Сейчас он ненавидел себя. Сам.
Что будет дальше? Отец обещал: пока не найдут Улу. Неделя? Месяц? Лишь бы друзья не узнали… Хотя и понимал, что отец явно темнил. Как-то, концы с концами… Но когда случается такое… мозг хватается за любую соломинку. Самую глупую. Вера нужна, как воздух. Или разум помашет ручкой.
«Месяц?» Что-то рассмеялось, у него в мозгу. Треклятая совесть.
Через час все закончилось. Лан поднялся, тряся головой, мельком оглядел себя. Ничего не изменилось. Чуть отпустило.
– Ничего не видно, – вслух озвучил его мысли отец. Он все время стоял рядом, молча наблюдая за действом.
– Не от нас зависит, – развел руками монах. – Но, естественно, организму необходимо время. Тело будет меняться, перестраиваться, постепенно, чтобы не нарушить жизненный баланс…

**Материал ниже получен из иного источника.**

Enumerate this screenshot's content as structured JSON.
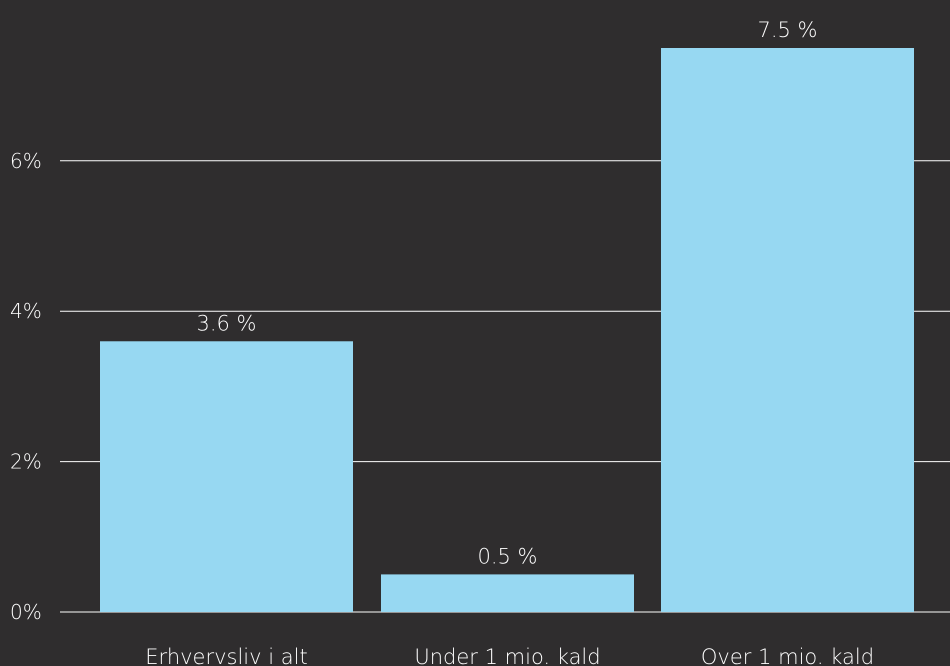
{
  "chart_data": {
    "type": "bar",
    "title": "",
    "xlabel": "",
    "ylabel": "",
    "categories": [
      "Erhvervsliv i alt",
      "Under 1 mio. kald",
      "Over 1 mio. kald"
    ],
    "values": [
      3.6,
      0.5,
      7.5
    ],
    "data_labels": [
      "3.6 %",
      "0.5 %",
      "7.5 %"
    ],
    "ylim": [
      0,
      7.5
    ],
    "yticks": [
      0,
      2,
      4,
      6
    ],
    "ytick_labels": [
      "0%",
      "2%",
      "4%",
      "6%"
    ],
    "grid": true,
    "colors": {
      "background": "#2f2d2e",
      "bar": "#97d8f2",
      "text": "#ffffff",
      "grid": "#ffffff"
    }
  }
}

– Сколько? – оборвал его отец.
– Может быть месяц, – пожал плечами служитель храма. – А может и год. Кто скажет?
Еще есть время.
Глава 3
Вечер прошел, как обычно. Если не считать озноба. Его постоянно колотило, мысли то и дело возвращались к… Он теперь… баба? Нет. Он не сможет. О замужестве вообще не думалось, мозг не в состоянии осознать настолько глобальную плаху. То и дело подходил к зеркалу, и постоянно мерещилось… лицо нежнее? Шея тоньше? Оттягивал штаны и заглядывал вниз. Хозяйство еще на месте.
Ула-Ула-Ула… Найдись. Умоляю. Не о таком мечтала, сестренка, но ты все же девчонка. Тебе легче. Однозначно.
Ночь прошла в кошмарах. Он видел себя в женском платье, и вокруг издевательски тыкали пальцем его бывшие «друзья». Диаруб Умас, лидер компании, кадет офицерской школы и сынок старшего рода, зло ухмылялся: «Ланчик… Как тебя теперь зовут? Дашь старому другу разок-другой? Да ладно, ты же женщина, это теперь твоя стезя…» Он то и дело просыпался, вытирая со лба липкий пот.
А утром удивленная служанка принесла платье. Началось. Аника откинул одеяло.
– Господин, – смущенно улыбнувшись, тактично спросила горничная: – вы решили перейти в наш лагерь?
– С чего ты взяла? – мрачно огрызнулся Лан, зло рассматривая это батистовое порождение женских фантазий.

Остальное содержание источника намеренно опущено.